フッと軽く息を吐いた義兄がニコリと悪魔の微笑を浮かべてる。

「今回の皇子殿下の使節団が組まれた切っ掛けである第一王女のご婚約披露ですが、ご成婚後臣籍降下が決まっています。第三王子殿下は第二皇女殿下の婚約候補となられ今や留学生という名の人質に。王弟は、アレなので。肝心の陛下は公の場に姿を現さなくなられたとか。それに王妃の不審死。第一側妃が社交を精力的になさっているのに対し第二側妃は幼い第二王女と共に離宮に籠られていらっしゃるとか」

饒舌な語りは王家の現状を。そして一旦口を閉じて何かを思い浮かべたのか剣呑な雰囲気を醸し出す。

えっ? 今度は何? 肝が冷えるんだけど。

「ああ、そう言えば思い出すと悔しさの余り血涙が流れてしまいそうですが仕方ありません。阿呆の元第一王子と公爵家の至宝であるレティの婚約解消も次代の後継を狂わせましたね。アレも故意に仕組まれた黒幕不明の妨害ものだと判明しています。

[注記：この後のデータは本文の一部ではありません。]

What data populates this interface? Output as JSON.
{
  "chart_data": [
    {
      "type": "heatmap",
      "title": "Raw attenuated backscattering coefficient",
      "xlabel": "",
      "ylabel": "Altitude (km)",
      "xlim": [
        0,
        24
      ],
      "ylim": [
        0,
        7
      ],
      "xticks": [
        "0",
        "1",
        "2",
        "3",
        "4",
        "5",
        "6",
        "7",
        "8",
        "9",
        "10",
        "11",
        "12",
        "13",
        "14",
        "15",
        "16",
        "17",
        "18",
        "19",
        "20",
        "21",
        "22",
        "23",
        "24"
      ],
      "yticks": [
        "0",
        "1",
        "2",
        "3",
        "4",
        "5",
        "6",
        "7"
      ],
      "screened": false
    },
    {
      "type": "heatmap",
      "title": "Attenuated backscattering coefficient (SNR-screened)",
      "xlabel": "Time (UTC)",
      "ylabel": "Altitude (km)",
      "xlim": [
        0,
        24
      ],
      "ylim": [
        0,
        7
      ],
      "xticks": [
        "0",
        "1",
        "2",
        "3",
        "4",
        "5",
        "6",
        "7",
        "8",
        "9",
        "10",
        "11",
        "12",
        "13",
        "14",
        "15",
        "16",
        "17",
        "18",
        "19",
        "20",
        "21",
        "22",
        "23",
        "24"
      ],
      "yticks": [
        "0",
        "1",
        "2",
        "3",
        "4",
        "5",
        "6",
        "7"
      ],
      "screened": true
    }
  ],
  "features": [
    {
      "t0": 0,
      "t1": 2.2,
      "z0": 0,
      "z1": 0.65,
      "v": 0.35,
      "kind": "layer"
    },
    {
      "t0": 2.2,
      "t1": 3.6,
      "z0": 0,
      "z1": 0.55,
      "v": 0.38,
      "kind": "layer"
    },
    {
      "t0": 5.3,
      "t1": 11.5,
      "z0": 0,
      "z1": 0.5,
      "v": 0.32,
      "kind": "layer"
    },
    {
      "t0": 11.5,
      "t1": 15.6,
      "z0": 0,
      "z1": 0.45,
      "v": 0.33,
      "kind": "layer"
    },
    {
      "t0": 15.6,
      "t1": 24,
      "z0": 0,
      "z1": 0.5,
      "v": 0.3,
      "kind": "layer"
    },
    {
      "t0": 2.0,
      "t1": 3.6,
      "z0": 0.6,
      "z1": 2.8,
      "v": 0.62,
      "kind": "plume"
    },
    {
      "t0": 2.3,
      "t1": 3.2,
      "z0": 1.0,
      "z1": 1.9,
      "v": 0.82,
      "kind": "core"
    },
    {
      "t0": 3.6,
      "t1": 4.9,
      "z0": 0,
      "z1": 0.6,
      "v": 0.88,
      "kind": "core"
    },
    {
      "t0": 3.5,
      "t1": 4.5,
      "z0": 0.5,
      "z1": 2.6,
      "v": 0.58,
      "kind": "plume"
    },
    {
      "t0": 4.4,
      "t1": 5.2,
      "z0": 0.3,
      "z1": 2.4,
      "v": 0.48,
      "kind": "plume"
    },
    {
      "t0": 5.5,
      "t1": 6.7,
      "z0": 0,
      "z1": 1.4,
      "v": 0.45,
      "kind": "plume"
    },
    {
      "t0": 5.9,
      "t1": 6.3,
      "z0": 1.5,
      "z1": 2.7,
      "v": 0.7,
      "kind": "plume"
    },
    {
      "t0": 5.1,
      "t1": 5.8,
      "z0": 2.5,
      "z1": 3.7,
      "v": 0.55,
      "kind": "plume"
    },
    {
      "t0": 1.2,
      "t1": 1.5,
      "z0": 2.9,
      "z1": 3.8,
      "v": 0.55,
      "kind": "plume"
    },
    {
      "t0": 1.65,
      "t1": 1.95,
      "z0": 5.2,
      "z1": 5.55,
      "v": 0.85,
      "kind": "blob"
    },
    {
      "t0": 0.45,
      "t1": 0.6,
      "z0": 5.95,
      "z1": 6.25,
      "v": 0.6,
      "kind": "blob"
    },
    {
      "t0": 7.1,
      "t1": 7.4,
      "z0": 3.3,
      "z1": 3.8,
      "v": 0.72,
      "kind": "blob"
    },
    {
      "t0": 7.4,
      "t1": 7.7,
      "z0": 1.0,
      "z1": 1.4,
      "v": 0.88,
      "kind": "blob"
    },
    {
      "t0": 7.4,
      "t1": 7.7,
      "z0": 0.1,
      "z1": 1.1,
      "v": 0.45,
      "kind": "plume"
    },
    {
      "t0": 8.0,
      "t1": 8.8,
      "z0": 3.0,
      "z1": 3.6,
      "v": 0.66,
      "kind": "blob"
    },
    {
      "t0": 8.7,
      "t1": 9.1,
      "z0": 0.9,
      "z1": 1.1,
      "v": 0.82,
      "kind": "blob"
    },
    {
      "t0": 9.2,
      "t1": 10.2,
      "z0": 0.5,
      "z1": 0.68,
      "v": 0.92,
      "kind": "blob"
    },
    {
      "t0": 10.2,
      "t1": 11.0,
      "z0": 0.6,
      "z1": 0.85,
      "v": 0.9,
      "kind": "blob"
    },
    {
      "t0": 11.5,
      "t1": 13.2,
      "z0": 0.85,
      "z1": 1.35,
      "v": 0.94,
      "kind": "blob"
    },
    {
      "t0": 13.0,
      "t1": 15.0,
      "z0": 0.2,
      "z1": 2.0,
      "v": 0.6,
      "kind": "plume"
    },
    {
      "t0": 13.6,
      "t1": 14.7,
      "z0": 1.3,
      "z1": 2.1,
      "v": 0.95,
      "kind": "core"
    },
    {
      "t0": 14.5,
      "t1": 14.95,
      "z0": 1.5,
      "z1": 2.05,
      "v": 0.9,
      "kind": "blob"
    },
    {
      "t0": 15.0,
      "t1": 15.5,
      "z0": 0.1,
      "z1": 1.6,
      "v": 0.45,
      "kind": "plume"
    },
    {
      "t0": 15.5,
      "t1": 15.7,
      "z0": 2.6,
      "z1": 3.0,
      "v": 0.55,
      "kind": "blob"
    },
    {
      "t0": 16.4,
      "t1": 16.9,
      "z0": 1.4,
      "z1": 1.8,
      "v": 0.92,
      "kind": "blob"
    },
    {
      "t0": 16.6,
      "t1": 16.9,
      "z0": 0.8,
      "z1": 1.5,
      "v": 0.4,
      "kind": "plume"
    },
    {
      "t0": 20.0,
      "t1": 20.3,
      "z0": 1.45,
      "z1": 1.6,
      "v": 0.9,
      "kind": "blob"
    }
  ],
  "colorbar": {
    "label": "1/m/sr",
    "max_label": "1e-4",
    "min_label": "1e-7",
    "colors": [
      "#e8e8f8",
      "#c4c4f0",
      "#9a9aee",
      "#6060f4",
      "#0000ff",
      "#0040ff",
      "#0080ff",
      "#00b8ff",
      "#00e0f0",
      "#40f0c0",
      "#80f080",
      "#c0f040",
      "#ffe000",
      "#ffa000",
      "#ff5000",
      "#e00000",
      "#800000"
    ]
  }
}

公爵家は黒幕に感謝していますので炙り出すのを止めましたが、お義祖父様もですよね? その代わりと言ってしまって宜しいのか判断の難しいところですが怒りの矛先を王家に絞りましたのでは? ‥‥ふふ、お義祖父様、ですのでご安心を」

黙って苦々しい表情で聞いていたお祖父ちゃんだが最後だけニタリと黒い笑みを浮かべる。双方気が合ってんじゃん。だから怖いって。